I would say the trip you have chosen is the dream trip of highway planners, because 90% of it goes through a highway and bypasses the heavy city traffic altogether. In contrast, the public transportation option needs to send the passenger to a hub in the city and in the end the passenger covers far more distance going into the city and out. Let me now create a similar trip for you in London. Say you are travelling from Enfield in the northeastern outskirts of London to Brunel University in the west, just to the north of Heathrow Airport. For this trip, DC's Beltway (I-495) is replaced by London's M25 that circles the city in similar fashion. Luckily, both the start and end points of the journey are near M25, so Google Maps would indicate a total distance of about 34 miles that can be taken in 46 minutes. But using public transport, you would use 2 buses and 2 metro trips (Bus 121 to Oakwood Station on Piccadilly Line, then switch to the Metropolitan Line at King's Cross until Uxbridge and finally take Bus U3 to Brunel University), which would take about 2 hours. So I have the following 2 points to make:
- If a large part of a trip in a metropolitan area takes place on highways, it can be especially fast, but then at rush hours even highways come to a standstill.

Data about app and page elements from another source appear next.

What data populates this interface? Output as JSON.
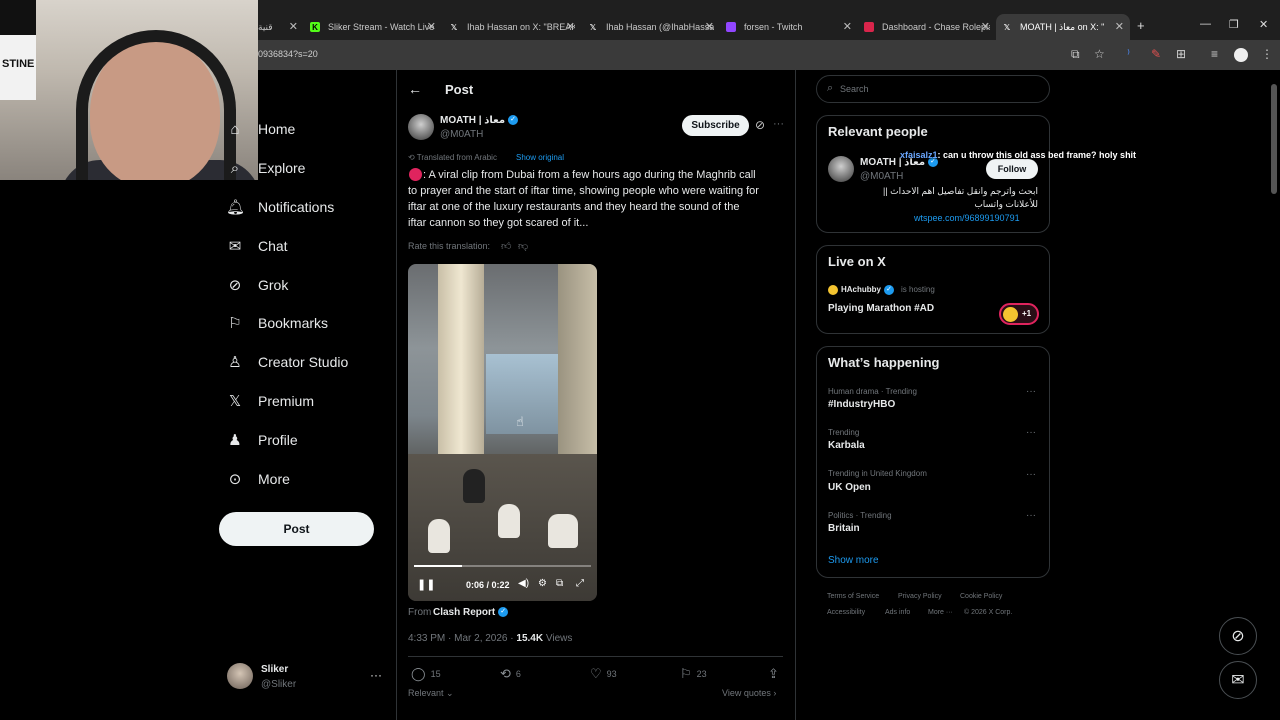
{
  "browser": {
    "tabs": [
      {
        "title": "قنية",
        "favicon_color": "#4a4a4a"
      },
      {
        "title": "Sliker Stream - Watch Live",
        "favicon_color": "#53fc18"
      },
      {
        "title": "Ihab Hassan on X: \"BREAK",
        "favicon_color": "#ffffff"
      },
      {
        "title": "Ihab Hassan (@IhabHassa",
        "favicon_color": "#ffffff"
      },
      {
        "title": "forsen - Twitch",
        "favicon_color": "#9146ff"
      },
      {
        "title": "Dashboard - Chase Roleplay",
        "favicon_color": "#d9254b"
      },
      {
        "title": "MOATH | معاذ on X: \"",
        "favicon_color": "#ffffff"
      }
    ],
    "url": "0936834?s=20",
    "new_tab": "+"
  },
  "nav": {
    "items": [
      {
        "label": "Home",
        "icon": "home-icon",
        "glyph": "⌂"
      },
      {
        "label": "Explore",
        "icon": "search-icon",
        "glyph": "⌕"
      },
      {
        "label": "Notifications",
        "icon": "bell-icon",
        "glyph": "♫"
      },
      {
        "label": "Chat",
        "icon": "mail-icon",
        "glyph": "✉"
      },
      {
        "label": "Grok",
        "icon": "grok-icon",
        "glyph": "⊘"
      },
      {
        "label": "Bookmarks",
        "icon": "bookmark-icon",
        "glyph": "⚑"
      },
      {
        "label": "Creator Studio",
        "icon": "flask-icon",
        "glyph": "♙"
      },
      {
        "label": "Premium",
        "icon": "x-logo-icon",
        "glyph": "𝕏"
      },
      {
        "label": "Profile",
        "icon": "person-icon",
        "glyph": "♟"
      },
      {
        "label": "More",
        "icon": "more-circle-icon",
        "glyph": "⊙"
      }
    ],
    "post_button": "Post",
    "account": {
      "name": "Sliker",
      "handle": "@Sliker",
      "more": "···"
    }
  },
  "post": {
    "header": "Post",
    "back": "←",
    "author": {
      "name": "MOATH | معاذ",
      "handle": "@M0ATH"
    },
    "subscribe": "Subscribe",
    "menu": "···",
    "translated_label": "Translated from Arabic",
    "show_original": "Show original",
    "text": [
      ": A viral clip from Dubai from a few hours ago during the Maghrib call",
      "to prayer and the start of iftar time, showing people who were waiting for",
      "iftar at one of the luxury restaurants and they heard the sound of the",
      "iftar cannon so they got scared of it..."
    ],
    "rate_label": "Rate this translation:",
    "video": {
      "time": "0:06 / 0:22",
      "progress": 0.27
    },
    "from_label": "From",
    "from_source": "Clash Report",
    "timestamp": "4:33 PM · Mar 2, 2026 · ",
    "views_count": "15.4K",
    "views_label": " Views",
    "actions": {
      "replies": "15",
      "reposts": "6",
      "likes": "93",
      "bookmarks": "23"
    },
    "sort": "Relevant",
    "view_quotes": "View quotes"
  },
  "sidebar": {
    "search_placeholder": "Search",
    "relevant": {
      "title": "Relevant people",
      "name": "MOATH | معاذ",
      "handle": "@M0ATH",
      "follow": "Follow",
      "bio_line1": "ابحث واترجم وانقل تفاصيل اهم الاحداث ||",
      "bio_line2": "للأعلانات واتساب",
      "link": "wtspee.com/96899190791"
    },
    "chat_overlay": {
      "user": "xfaisalz1",
      "message": ": can u throw this old ass bed frame? holy shit"
    },
    "live": {
      "title": "Live on X",
      "host": "HAchubby",
      "hosting": "is hosting",
      "stream_title": "Playing Marathon #AD",
      "extra": "+1"
    },
    "happening": {
      "title": "What’s happening",
      "trends": [
        {
          "meta": "Human drama · Trending",
          "name": "#IndustryHBO"
        },
        {
          "meta": "Trending",
          "name": "Karbala"
        },
        {
          "meta": "Trending in United Kingdom",
          "name": "UK Open"
        },
        {
          "meta": "Politics · Trending",
          "name": "Britain"
        }
      ],
      "show_more": "Show more"
    },
    "footer": {
      "terms": "Terms of Service",
      "privacy": "Privacy Policy",
      "cookie": "Cookie Policy",
      "accessibility": "Accessibility",
      "ads": "Ads info",
      "more": "More ···",
      "copyright": "© 2026 X Corp."
    }
  },
  "webcam": {
    "flag_text": "STINE"
  },
  "colors": {
    "accent": "#1d9bf0",
    "background": "#000000",
    "muted": "#71767b"
  }
}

I have lived in the DC area for a year and I know from experience that it could easily take 40 minutes to cover I495 part of your trip from the I270 junction to the Greenbelt junction, so during rush hour the entire trip could well end up longer than one and a half hour.
- Public transportation works especially great if you work in the downtown, live in a suburb and the two are connected by a single line. In Washington DC many
outlying metro stations have "Park&Ride" carparks so you drive with your car to the station in the morning, and go to the city center by metro.